What, then, about the “be a programmer in 6 months” courses? Why don’t I believe in them? Because that bottom layer of the pyramid – the Fundamentals – is huge in our discipline. The amount of knowledge one needs to amass in order to be reasonably productive in this field is quite significant. The diagram I’ve included here is just a start, and in no way all-inclusive.

Courses that rush someone through will, out of necessity, spend far too little time on the fundamentals. If you’re learning Ruby on Rails in six months, the breadth of knowledge you’ll be presented with is staggering. You’re learning at every level of the pyramid. Where in this mental model would you place an ORM like ActiveRecord? Before you answer, remember that ActiveRecord presupposes knowledge of SQL, which presupposes knowledge of relational database theory, and so on, and so on…

So what happens in these courses is that a person emerges with some, but not nearly all of the fundamental skills an effective developer will need to have in the real world. I envision it as a tall, narrow slice of the pyramid. A skyscraper with a very small footprint. And that’s not a model for stability.

That’s why I don’t believe it’s possible to create an effective professional software developer of any ilk in 6 months. It just ain’t that easy.

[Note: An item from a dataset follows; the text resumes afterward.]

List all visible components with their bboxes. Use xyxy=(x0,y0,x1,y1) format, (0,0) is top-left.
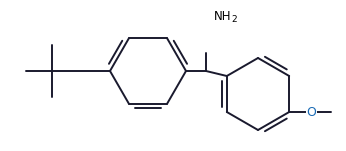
Text: NH: NH xyxy=(214,10,231,22)
Text: O: O xyxy=(306,106,316,119)
Text: 2: 2 xyxy=(231,14,237,24)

One last thought before I wrap this one up. When I look at this diagram, and see the names of the various skills sort of suspended in space, I envision the presence of something else – something invisible, but which gives us the fabric on which all this technical stuff can be pinned. Things like passion. Intellect. Determination. Curiosity. Humility. Pride in a job well done. With all those things in place, pinning skills on the board becomes surprisingly easy. Without them, it can all fall like a house of cards.

Well, there it is. I’ve finally published that particular bit of content I’ve been carrying around in my head for so long. It’s a model that has served me well over the years, and one that has helped Redpoint identify, hire, and grow an incredibly talented and powerful team of professionals.